Web 2.0 Backlash

12:05 PM -- The Financial Times this week explained that many Web 2.0 companies "have so far produced little in the way of revenue, despite bringing about some significant changes in online behaviour... "

This is hardly surprising. I'm no Web 2.0 genius, but I have used a dozen social networks and a dozen more applications and widgets over the past couple of years.

How many times was I compelled to pull out my wallet during that time? Not once. I don't even think I was ever asked. Not only was I not asked, I don't think I learned of any new product I wanted to use while on these networks. I don't think these widgets helped me find any people that I didn't already know about.
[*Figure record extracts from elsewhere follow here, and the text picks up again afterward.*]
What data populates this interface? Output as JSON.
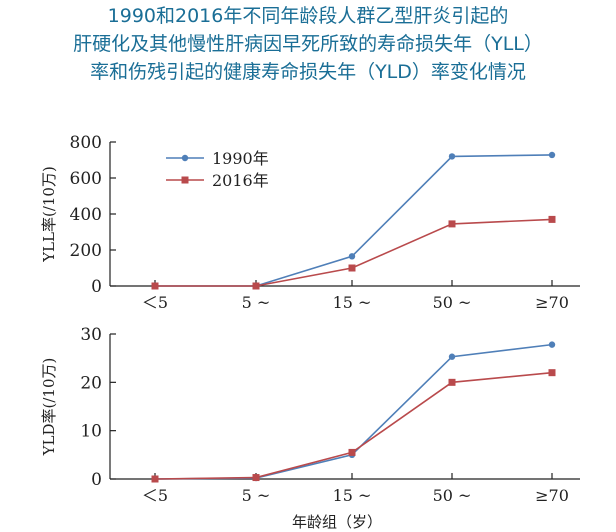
{
  "title": {
    "line1": "1990和2016年不同年龄段人群乙型肝炎引起的",
    "line2": "肝硬化及其他慢性肝病因早死所致的寿命损失年（YLL）",
    "line3": "率和伤残引起的健康寿命损失年（YLD）率变化情况"
  },
  "colors": {
    "s1990": "#4f7fb8",
    "s2016": "#b94a4c",
    "axis": "#222222",
    "title": "#1a6e96"
  },
  "chart_data": [
    {
      "type": "line",
      "categories": [
        "＜5",
        "5 ~",
        "15 ~",
        "50 ~",
        "≥70"
      ],
      "series": [
        {
          "name": "1990年",
          "values": [
            0,
            0,
            165,
            720,
            728
          ]
        },
        {
          "name": "2016年",
          "values": [
            0,
            0,
            100,
            345,
            370
          ]
        }
      ],
      "ylabel": "YLL率(/10万)",
      "yticks": [
        0,
        200,
        400,
        600,
        800
      ],
      "ylim": [
        0,
        800
      ],
      "legend": "top-left",
      "grid": false
    },
    {
      "type": "line",
      "categories": [
        "＜5",
        "5 ~",
        "15 ~",
        "50 ~",
        "≥70"
      ],
      "series": [
        {
          "name": "1990年",
          "values": [
            0,
            0.2,
            5,
            25.3,
            27.8
          ]
        },
        {
          "name": "2016年",
          "values": [
            0,
            0.3,
            5.5,
            20,
            22
          ]
        }
      ],
      "ylabel": "YLD率(/10万)",
      "xlabel": "年龄组（岁）",
      "yticks": [
        0,
        10,
        20,
        30
      ],
      "ylim": [
        0,
        30
      ],
      "grid": false
    }
  ]
}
So my social networking/Web 2.0 experiences have been fun, but they didn't really rock my world. And if that's all someone can say about your business, you're probably toast.

Seriously, Ning.com sounds interesting, but isn't it really just Homestead with better marketing? Isn't it really just Tripod for Dummies?
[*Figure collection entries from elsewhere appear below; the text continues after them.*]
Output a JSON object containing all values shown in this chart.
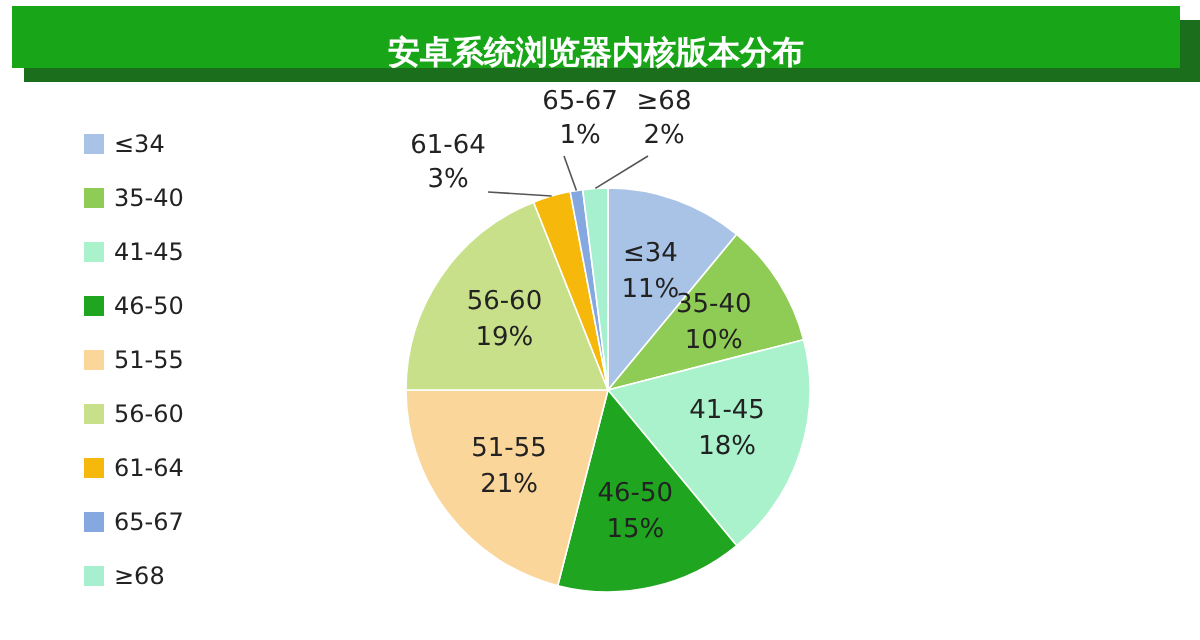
{
  "chart_data": {
    "type": "pie",
    "title": "安卓系统浏览器内核版本分布",
    "categories": [
      "≤34",
      "35-40",
      "41-45",
      "46-50",
      "51-55",
      "56-60",
      "61-64",
      "65-67",
      "≥68"
    ],
    "values": [
      11,
      10,
      18,
      15,
      21,
      19,
      3,
      1,
      2
    ],
    "value_labels": [
      "11%",
      "10%",
      "18%",
      "15%",
      "21%",
      "19%",
      "3%",
      "1%",
      "2%"
    ],
    "colors": [
      "#a9c3e6",
      "#8fcc55",
      "#a9f2cc",
      "#1fa51f",
      "#fad69a",
      "#c9e08a",
      "#f6b80a",
      "#86a8e0",
      "#a6f0cf"
    ],
    "data_labels": true,
    "legend": "left"
  }
}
What kind of profit do investors think a business like that is really capable of producing? What am I missing here?

Think of it this way: All startups are small businesses, and most small businesses fail. Those that don't fail have several things going for them, and providing yet another clever way to find ex-girlfriends or silly headlines doesn't seem like it's really going to make a difference.

If Digg is worth hundreds of millions of dollars, shouldn't that guy from Fark be a billionaire by now?